Romo, the undrafted free agent turned record-setting quarterback and three-time Pro Bowler, knows the significance of a strong start.
"I just think it's important to the season," Romo said. "You know how it goes if you don't start off winning football games."
Especially when there are Super Bowl expectations and the unique opportunity to become the first host team to play in the championship game, though Romo insists that doesn't really change anything.
"There's pressure to perform every year," Romo said.
Romo is 9-2 in September games since 2007, his first full season as a starting quarterback. He has won all three of his season openers.
Only Brett Favre has won that many opening-month games in that span, falling to 9-3 after Minnesota's 14-9 loss to New Orleans in the NFL opener Thursday night.
Both of Romo's September setbacks have been two-point losses at home against NFC East rivals. He is 5-0 the first month of the season on the road, and that's where Dallas opens the season Sunday night -- in Washington against Donovan McNabb and the Redskins.

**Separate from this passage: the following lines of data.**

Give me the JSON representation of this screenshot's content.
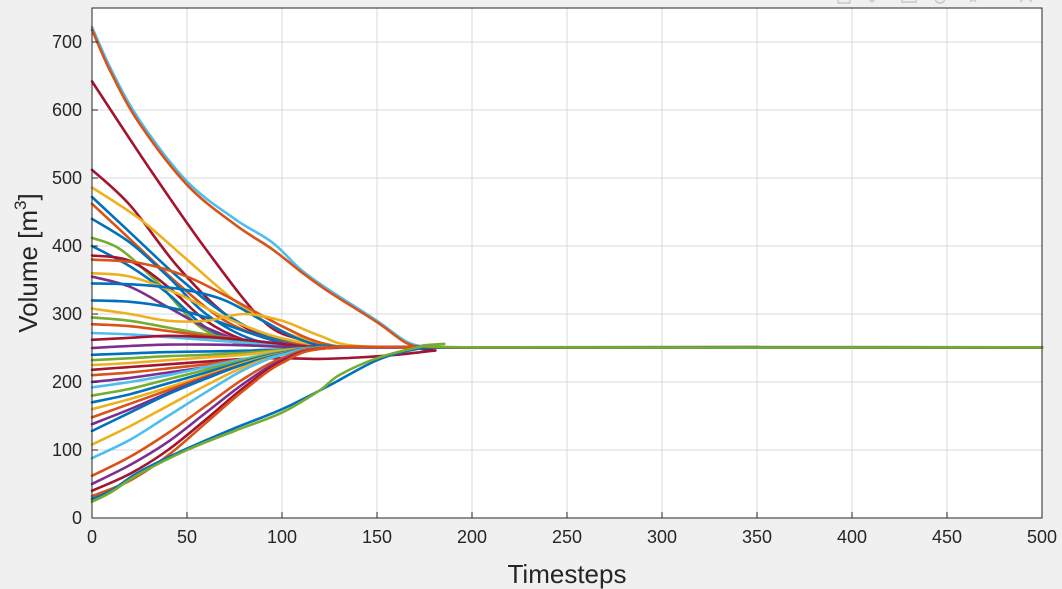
{
  "chart_data": {
    "type": "line",
    "title": "",
    "xlabel": "Timesteps",
    "ylabel_text": "Volume [m",
    "ylabel_superscript": "3",
    "ylabel_close": "]",
    "xlim": [
      0,
      500
    ],
    "ylim": [
      0,
      750
    ],
    "xticks": [
      0,
      50,
      100,
      150,
      200,
      250,
      300,
      350,
      400,
      450,
      500
    ],
    "yticks": [
      0,
      100,
      200,
      300,
      400,
      500,
      600,
      700
    ],
    "grid": true,
    "legend": "none",
    "converged_value": 251,
    "palette": [
      "#0072BD",
      "#D95319",
      "#EDB120",
      "#7E2F8E",
      "#77AC30",
      "#4DBEEE",
      "#A2142F"
    ],
    "series": [
      {
        "color": "#4DBEEE",
        "x": [
          0,
          10,
          25,
          50,
          75,
          95,
          110,
          125,
          150,
          165,
          175,
          185,
          200,
          500
        ],
        "y": [
          722,
          660,
          585,
          495,
          440,
          405,
          365,
          335,
          290,
          260,
          252,
          251,
          251,
          251
        ]
      },
      {
        "color": "#D95319",
        "x": [
          0,
          10,
          25,
          50,
          75,
          95,
          110,
          125,
          150,
          165,
          175,
          185,
          200,
          500
        ],
        "y": [
          718,
          655,
          580,
          490,
          432,
          395,
          362,
          332,
          288,
          258,
          251,
          251,
          251,
          251
        ]
      },
      {
        "color": "#A2142F",
        "x": [
          0,
          30,
          60,
          90,
          110,
          125,
          140,
          200,
          500
        ],
        "y": [
          642,
          515,
          395,
          290,
          262,
          252,
          251,
          251,
          251
        ]
      },
      {
        "color": "#A2142F",
        "x": [
          0,
          20,
          45,
          70,
          95,
          120,
          140,
          200,
          500
        ],
        "y": [
          512,
          460,
          370,
          300,
          262,
          252,
          251,
          251,
          251
        ]
      },
      {
        "color": "#EDB120",
        "x": [
          0,
          25,
          50,
          75,
          100,
          125,
          140,
          200,
          500
        ],
        "y": [
          486,
          440,
          380,
          320,
          275,
          255,
          251,
          251,
          251
        ]
      },
      {
        "color": "#0072BD",
        "x": [
          0,
          20,
          45,
          70,
          95,
          120,
          140,
          200,
          500
        ],
        "y": [
          472,
          420,
          355,
          300,
          265,
          253,
          251,
          251,
          251
        ]
      },
      {
        "color": "#D95319",
        "x": [
          0,
          20,
          45,
          70,
          95,
          120,
          140,
          200,
          500
        ],
        "y": [
          462,
          410,
          345,
          290,
          262,
          253,
          251,
          251,
          251
        ]
      },
      {
        "color": "#0072BD",
        "x": [
          0,
          20,
          40,
          60,
          85,
          110,
          135,
          200,
          500
        ],
        "y": [
          440,
          405,
          355,
          300,
          262,
          253,
          251,
          251,
          251
        ]
      },
      {
        "color": "#77AC30",
        "x": [
          0,
          15,
          35,
          55,
          75,
          100,
          125,
          200,
          500
        ],
        "y": [
          412,
          395,
          345,
          285,
          258,
          252,
          251,
          251,
          251
        ]
      },
      {
        "color": "#0072BD",
        "x": [
          0,
          20,
          40,
          60,
          80,
          105,
          130,
          200,
          500
        ],
        "y": [
          400,
          370,
          330,
          280,
          258,
          252,
          251,
          251,
          251
        ]
      },
      {
        "color": "#A2142F",
        "x": [
          0,
          20,
          40,
          60,
          80,
          100,
          125,
          200,
          500
        ],
        "y": [
          386,
          378,
          340,
          290,
          262,
          253,
          251,
          251,
          251
        ]
      },
      {
        "color": "#D95319",
        "x": [
          0,
          25,
          50,
          75,
          100,
          120,
          140,
          200,
          500
        ],
        "y": [
          380,
          375,
          355,
          320,
          282,
          258,
          251,
          251,
          251
        ]
      },
      {
        "color": "#EDB120",
        "x": [
          0,
          20,
          45,
          70,
          95,
          120,
          140,
          200,
          500
        ],
        "y": [
          360,
          355,
          330,
          295,
          268,
          254,
          251,
          251,
          251
        ]
      },
      {
        "color": "#7E2F8E",
        "x": [
          0,
          20,
          40,
          60,
          80,
          100,
          125,
          200,
          500
        ],
        "y": [
          355,
          340,
          310,
          280,
          260,
          253,
          251,
          251,
          251
        ]
      },
      {
        "color": "#0072BD",
        "x": [
          0,
          25,
          50,
          70,
          90,
          110,
          130,
          200,
          500
        ],
        "y": [
          345,
          343,
          335,
          320,
          290,
          262,
          252,
          251,
          251
        ]
      },
      {
        "color": "#0072BD",
        "x": [
          0,
          20,
          40,
          60,
          80,
          100,
          125,
          200,
          500
        ],
        "y": [
          320,
          318,
          310,
          295,
          275,
          258,
          251,
          251,
          251
        ]
      },
      {
        "color": "#EDB120",
        "x": [
          0,
          20,
          40,
          60,
          80,
          100,
          120,
          140,
          200,
          500
        ],
        "y": [
          308,
          300,
          290,
          290,
          300,
          290,
          268,
          253,
          251,
          251
        ]
      },
      {
        "color": "#77AC30",
        "x": [
          0,
          20,
          40,
          60,
          80,
          100,
          125,
          200,
          500
        ],
        "y": [
          295,
          290,
          280,
          270,
          262,
          256,
          251,
          251,
          251
        ]
      },
      {
        "color": "#D95319",
        "x": [
          0,
          20,
          40,
          60,
          80,
          100,
          125,
          200,
          500
        ],
        "y": [
          285,
          282,
          275,
          268,
          262,
          256,
          251,
          251,
          251
        ]
      },
      {
        "color": "#4DBEEE",
        "x": [
          0,
          20,
          40,
          60,
          80,
          100,
          125,
          200,
          500
        ],
        "y": [
          272,
          270,
          266,
          262,
          258,
          255,
          251,
          251,
          251
        ]
      },
      {
        "color": "#A2142F",
        "x": [
          0,
          20,
          40,
          60,
          80,
          100,
          125,
          200,
          500
        ],
        "y": [
          262,
          265,
          268,
          266,
          262,
          256,
          251,
          251,
          251
        ]
      },
      {
        "color": "#7E2F8E",
        "x": [
          0,
          20,
          40,
          60,
          80,
          100,
          125,
          200,
          500
        ],
        "y": [
          250,
          253,
          255,
          255,
          254,
          252,
          251,
          251,
          251
        ]
      },
      {
        "color": "#0072BD",
        "x": [
          0,
          20,
          40,
          60,
          80,
          100,
          125,
          200,
          500
        ],
        "y": [
          240,
          242,
          244,
          245,
          246,
          248,
          251,
          251,
          251
        ]
      },
      {
        "color": "#77AC30",
        "x": [
          0,
          20,
          40,
          60,
          80,
          100,
          125,
          200,
          500
        ],
        "y": [
          232,
          235,
          238,
          240,
          243,
          247,
          251,
          251,
          251
        ]
      },
      {
        "color": "#EDB120",
        "x": [
          0,
          20,
          40,
          60,
          80,
          100,
          125,
          200,
          500
        ],
        "y": [
          225,
          228,
          232,
          236,
          240,
          246,
          251,
          251,
          251
        ]
      },
      {
        "color": "#A2142F",
        "x": [
          0,
          20,
          40,
          60,
          80,
          100,
          120,
          140,
          160,
          180,
          200,
          500
        ],
        "y": [
          218,
          222,
          226,
          230,
          234,
          235,
          234,
          236,
          240,
          246,
          251,
          251
        ]
      },
      {
        "color": "#D95319",
        "x": [
          0,
          20,
          40,
          60,
          80,
          100,
          125,
          200,
          500
        ],
        "y": [
          210,
          214,
          220,
          226,
          234,
          242,
          250,
          251,
          251
        ]
      },
      {
        "color": "#7E2F8E",
        "x": [
          0,
          20,
          40,
          60,
          80,
          100,
          125,
          200,
          500
        ],
        "y": [
          200,
          206,
          214,
          222,
          232,
          242,
          250,
          251,
          251
        ]
      },
      {
        "color": "#4DBEEE",
        "x": [
          0,
          20,
          40,
          60,
          80,
          100,
          125,
          200,
          500
        ],
        "y": [
          192,
          200,
          210,
          222,
          234,
          244,
          250,
          251,
          251
        ]
      },
      {
        "color": "#77AC30",
        "x": [
          0,
          20,
          40,
          60,
          80,
          100,
          125,
          200,
          500
        ],
        "y": [
          180,
          190,
          204,
          218,
          232,
          244,
          251,
          251,
          251
        ]
      },
      {
        "color": "#0072BD",
        "x": [
          0,
          20,
          40,
          60,
          80,
          100,
          125,
          200,
          500
        ],
        "y": [
          170,
          182,
          198,
          214,
          230,
          243,
          251,
          251,
          251
        ]
      },
      {
        "color": "#EDB120",
        "x": [
          0,
          20,
          40,
          60,
          80,
          100,
          125,
          200,
          500
        ],
        "y": [
          160,
          175,
          192,
          210,
          228,
          242,
          251,
          251,
          251
        ]
      },
      {
        "color": "#D95319",
        "x": [
          0,
          20,
          40,
          60,
          80,
          100,
          125,
          200,
          500
        ],
        "y": [
          148,
          168,
          188,
          208,
          226,
          241,
          251,
          251,
          251
        ]
      },
      {
        "color": "#7E2F8E",
        "x": [
          0,
          20,
          40,
          60,
          80,
          100,
          125,
          200,
          500
        ],
        "y": [
          138,
          160,
          184,
          206,
          226,
          241,
          251,
          251,
          251
        ]
      },
      {
        "color": "#0072BD",
        "x": [
          0,
          20,
          40,
          60,
          80,
          100,
          125,
          200,
          500
        ],
        "y": [
          128,
          155,
          182,
          205,
          226,
          241,
          251,
          251,
          251
        ]
      },
      {
        "color": "#EDB120",
        "x": [
          0,
          20,
          40,
          60,
          80,
          100,
          125,
          200,
          500
        ],
        "y": [
          108,
          135,
          165,
          195,
          222,
          240,
          251,
          251,
          251
        ]
      },
      {
        "color": "#4DBEEE",
        "x": [
          0,
          20,
          40,
          60,
          80,
          100,
          125,
          200,
          500
        ],
        "y": [
          88,
          115,
          150,
          185,
          218,
          240,
          251,
          251,
          251
        ]
      },
      {
        "color": "#D95319",
        "x": [
          0,
          20,
          40,
          60,
          80,
          100,
          125,
          200,
          500
        ],
        "y": [
          62,
          90,
          125,
          165,
          205,
          235,
          251,
          251,
          251
        ]
      },
      {
        "color": "#7E2F8E",
        "x": [
          0,
          20,
          40,
          60,
          80,
          100,
          125,
          200,
          500
        ],
        "y": [
          50,
          78,
          112,
          155,
          198,
          232,
          250,
          251,
          251
        ]
      },
      {
        "color": "#A2142F",
        "x": [
          0,
          20,
          40,
          60,
          80,
          100,
          125,
          200,
          500
        ],
        "y": [
          40,
          65,
          100,
          145,
          192,
          230,
          250,
          251,
          251
        ]
      },
      {
        "color": "#D95319",
        "x": [
          0,
          20,
          40,
          60,
          80,
          100,
          125,
          200,
          500
        ],
        "y": [
          32,
          55,
          92,
          140,
          188,
          228,
          250,
          251,
          251
        ]
      },
      {
        "color": "#0072BD",
        "x": [
          0,
          10,
          25,
          50,
          75,
          100,
          125,
          150,
          170,
          185,
          200,
          500
        ],
        "y": [
          28,
          40,
          68,
          102,
          132,
          160,
          195,
          232,
          248,
          251,
          251,
          251
        ]
      },
      {
        "color": "#77AC30",
        "x": [
          0,
          10,
          25,
          50,
          75,
          100,
          120,
          130,
          150,
          170,
          185,
          200,
          500
        ],
        "y": [
          24,
          38,
          65,
          100,
          128,
          155,
          188,
          210,
          235,
          250,
          256,
          251,
          251
        ]
      }
    ]
  }
}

New Redskins coach Mike Shanahan was still in Denver in 2003 when Romo was an undrafted quarterback out of FCS school Eastern Illinois. That is the same college attended by Shanahan and Sean Payton, then the Cowboys offensive coordinator and now the Super Bowl-winning head coach for the New Orleans Saints.
"It still doesn't seem right," Shanahan said with a chuckle this week. "I was bragging to my coaches, I've got an Eastern Illinois tie. ... Sean steals him from me. I still give Sean a hard time about that."

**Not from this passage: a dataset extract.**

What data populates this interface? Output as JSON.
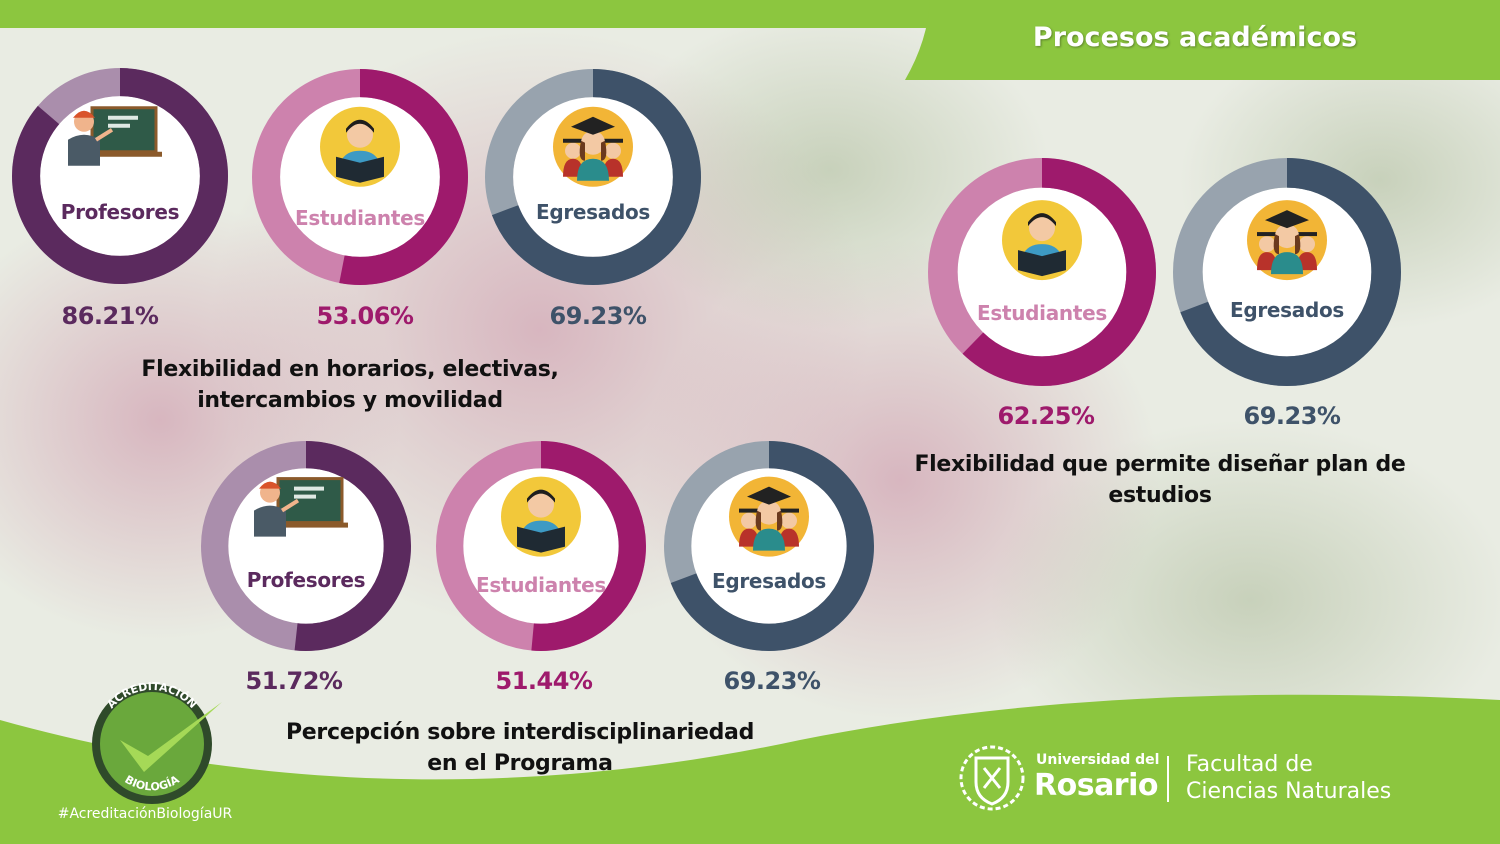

That hasn't changed Shanahan's appreciation for Romo and how the quarterback handles himself on and off the field.
"He's just got a great feel for the game, he's got a great sense of timing. He can escape the rush, he can make plays when there's nothing there," Shanahan said. "I love his personality, his leadership. I think the world of him."
"I don't think about that stuff," Romo said. "That's just for people to talk about. It's just about winning and trying to be as good as you can be."
Finally last season, on his third try, Romo won a playoff game. That alone will change the way some people perceive him.
Especially when it counts.
Romo and the starting offense managed only one touchdown drive in four preseason games, and that covered only 8 yards. The No. 1 unit twice had turnovers in the red zone in its last preseason game against Houston nearly two weeks ago.
Still, Romo doesn't seem too worried about any of that.
"The thing I do know is over time, if you're able to do it consistently in practice, it usually shows up in the games," said Romo, indicating that everything has been good on the practice field.
Getting off to another strong start is essential for the Cowboys, especially considering their schedule down the stretch.
Dallas doesn't face a playoff team from last season until going to Minnesota in its fifth game, then three weeks later at Green Bay.
The Cowboys' last game before Thanksgiving is against Detroit, then things could really get difficult. They play last season's Super Bowl teams, New Orleans and Indianapolis, in consecutive weeks to start a closing six-game span against five opponents who won at least 10 games and went to the playoffs last season .
"That's exactly what it is," Romo said. "You're not going to win a Super Bowl every year. But you can put your team in position to have a chance to play for the Super Bowl every year."
Based on what he's done so far, there's no reason to believe Romo and the Cowboys won't start off in the right direction.